Draining the Gang: Coordinated Preemption with Checkpoint/Resume

At the end of the gang scheduling post, I called out a stuck state and left it as a problem for next time. A gang of three was reserved on workers A, B, C. Two claimed and started running. The third died before claiming. Thirty seconds later, the scheduler rolled the third task back to blocked. Tasks 1 and 2 kept running, waiting for a peer that was never going to join.

The admission cycle looks for gangs where every task is blocked. With two tasks running and one blocked, that gang was skipped every tick, forever. Its two live workers would eventually fail on their own through NCCL peer-detection or heartbeat timeout, but the gang-level story was: one partial failure poisoned everything, and nothing in the scheduler pulled the remaining workers down cleanly.

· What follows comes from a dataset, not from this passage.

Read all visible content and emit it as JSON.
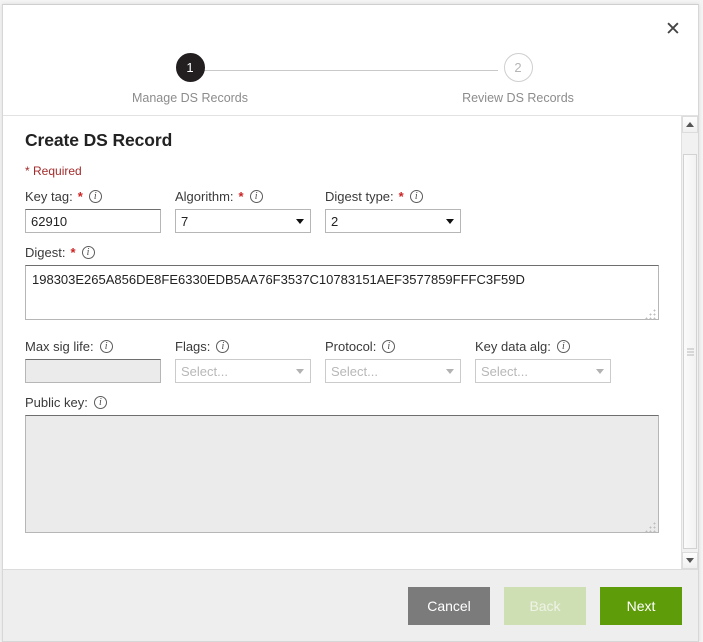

This post covers the fix. A gang task failing (or its worker dying) while siblings are still running now triggers a coordinated drain. The running peers receive a preempt signal on their next heartbeat, send SIGTERM to their child processes, and report back when they have exited. Once the gang is fully drained, it returns to blocked as a unit, ready for re-admission.

Open Table of Contents

Why FailGang Wasn’t Enough
The Signal Channel
The State Machine
Retry Budget: The Infinite-Loop Bug I Almost Shipped
The Completion Rule: Option B
SIGTERM, Grace, SIGKILL
Idempotent Signaling on the Worker
Checkpoint: Opaque, Epoch-Guarded, Demo-Scale
The Drain Completer
Observability
What’s Next
References and Further Reading

Why FailGang Wasn’t Enough

The existing FailGang method only touched blocked, reserved, and pending siblings. Running tasks were left to fail on their own through NCCL peer-detection or heartbeat timeout. That works eventually, but each running worker fails on its own timeline, retries land separately, and the gang might exhaust MaxRetries on two tasks when only one was the actual root cause. There is no atomic moment where the whole gang becomes eligible for re-admission.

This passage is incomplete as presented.